An underrated factor in this conversation is implementation effort. Javascript is arguably the most widely run interpreted language in the world. Pre-Chrome, JS was uniformly rather slow, but Google was betting on webapps being good and usable, so they brought on some top-tier compilation/VM talent to build V8. As fast Javascript existed, it made it possible to do more natively in the browser, and other browser vendors joined in an arms race there. Tons of effort overall, tons of money and time from top-tier experts.

There was no equivalent competition between major organizations to make Python fast. Folks have tried, but not on the same scale. Yes, factors like language design and existing ecosystems entanglements played a role here, but if Python had the investment in performance Javascript had (financial and expert attention), it'd be dramatically faster today (though it may have required a fork or similar, depending on how tied to simplicity Guido was feeling).
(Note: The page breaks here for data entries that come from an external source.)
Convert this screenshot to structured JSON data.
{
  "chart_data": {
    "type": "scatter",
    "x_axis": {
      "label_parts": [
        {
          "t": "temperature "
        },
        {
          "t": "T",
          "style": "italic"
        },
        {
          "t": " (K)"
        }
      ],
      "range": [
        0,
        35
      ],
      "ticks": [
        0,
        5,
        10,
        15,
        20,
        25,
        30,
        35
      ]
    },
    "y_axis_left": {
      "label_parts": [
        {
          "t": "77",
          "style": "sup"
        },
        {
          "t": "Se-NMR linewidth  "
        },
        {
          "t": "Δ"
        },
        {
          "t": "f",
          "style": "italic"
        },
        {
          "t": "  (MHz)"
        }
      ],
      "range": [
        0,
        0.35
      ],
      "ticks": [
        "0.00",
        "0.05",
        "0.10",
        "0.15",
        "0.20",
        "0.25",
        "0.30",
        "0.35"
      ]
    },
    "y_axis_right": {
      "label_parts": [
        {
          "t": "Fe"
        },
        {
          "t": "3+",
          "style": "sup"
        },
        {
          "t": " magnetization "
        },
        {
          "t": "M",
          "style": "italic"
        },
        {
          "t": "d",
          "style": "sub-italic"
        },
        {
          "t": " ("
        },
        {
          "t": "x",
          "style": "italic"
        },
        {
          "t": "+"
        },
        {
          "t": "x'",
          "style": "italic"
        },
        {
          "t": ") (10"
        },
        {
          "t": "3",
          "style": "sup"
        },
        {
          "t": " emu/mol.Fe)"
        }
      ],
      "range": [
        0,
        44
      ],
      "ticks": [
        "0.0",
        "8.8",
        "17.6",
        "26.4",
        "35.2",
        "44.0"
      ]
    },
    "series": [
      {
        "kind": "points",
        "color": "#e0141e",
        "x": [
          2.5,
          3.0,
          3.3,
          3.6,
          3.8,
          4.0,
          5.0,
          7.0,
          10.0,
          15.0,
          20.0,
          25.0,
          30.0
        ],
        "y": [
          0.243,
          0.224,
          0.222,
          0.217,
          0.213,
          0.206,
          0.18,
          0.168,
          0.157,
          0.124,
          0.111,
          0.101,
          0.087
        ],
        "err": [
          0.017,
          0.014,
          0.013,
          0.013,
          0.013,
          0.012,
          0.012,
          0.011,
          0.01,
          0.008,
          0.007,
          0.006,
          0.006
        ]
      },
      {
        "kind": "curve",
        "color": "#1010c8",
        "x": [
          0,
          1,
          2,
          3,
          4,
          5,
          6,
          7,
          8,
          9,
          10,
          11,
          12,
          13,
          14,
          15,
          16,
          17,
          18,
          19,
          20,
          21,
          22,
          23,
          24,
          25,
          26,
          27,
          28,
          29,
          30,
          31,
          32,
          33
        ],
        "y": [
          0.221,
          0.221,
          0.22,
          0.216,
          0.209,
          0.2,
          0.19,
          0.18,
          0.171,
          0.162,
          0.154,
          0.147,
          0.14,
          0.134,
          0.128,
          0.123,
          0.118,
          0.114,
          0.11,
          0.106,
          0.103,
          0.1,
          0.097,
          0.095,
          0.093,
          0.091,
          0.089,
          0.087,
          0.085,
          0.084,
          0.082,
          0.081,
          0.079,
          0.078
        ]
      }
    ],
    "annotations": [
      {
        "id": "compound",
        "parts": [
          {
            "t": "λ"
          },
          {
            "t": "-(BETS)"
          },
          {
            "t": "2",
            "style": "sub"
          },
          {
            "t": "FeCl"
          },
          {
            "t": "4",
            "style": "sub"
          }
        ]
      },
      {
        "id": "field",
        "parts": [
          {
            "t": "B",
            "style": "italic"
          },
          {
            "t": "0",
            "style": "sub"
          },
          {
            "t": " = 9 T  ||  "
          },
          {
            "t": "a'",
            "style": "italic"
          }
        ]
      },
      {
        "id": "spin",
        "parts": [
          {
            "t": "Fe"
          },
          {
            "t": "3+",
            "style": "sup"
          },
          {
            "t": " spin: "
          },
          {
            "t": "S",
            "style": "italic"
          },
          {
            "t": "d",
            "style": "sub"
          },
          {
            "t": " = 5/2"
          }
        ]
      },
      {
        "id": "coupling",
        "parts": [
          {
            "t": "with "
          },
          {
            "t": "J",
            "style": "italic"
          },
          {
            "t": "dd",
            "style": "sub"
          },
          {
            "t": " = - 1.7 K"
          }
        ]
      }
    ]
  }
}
To be clear, I'm not saying nobody tried to make Python faster, or that Python devs don't know what they're doing. I know very well both of those things aren't true. But, the kind of sophistication required to make Python fast in absolute terms is very hard to build and maintain, and for various reasons nobody who has found Python to be too slow has found "invest in a bunch of person-years of VM engineer attention dedicated to performance work" to be their best path.


I think you are right, but there are signs of great effort - pypy, unladen swallow, and many other projects that still exist or do not.


Python and JS are basically the same language in terms of semantics.


> Python and JS are basically the same language in terms of semantics.

Python is dynamic class-based OO with multiple inheritance. JS is dynamic prototypical OO, though it has recently added convenience syntax implementing single-inheritance class-based OO on top of it.

They are not the same.


It's still redirecting to another object at runtime in both cases. The details are obviously not exactly identical but there's no great difference in the object model just because one is called a "class" and one is called a "prototype".


Python also has much stronger typing in to converting types of things willy nilly without being instructed to.


well, as long as both of them are descendant of modula 2 :)

but no. while both languages share some similarities (dynamically typed, some form of "objects" and "classes") there are a lot of differences, both at "language level" and at "implementation level"


What are some important differences do you think?


Lexical scope and first class functions in JavaScript as a descendant from Lisp.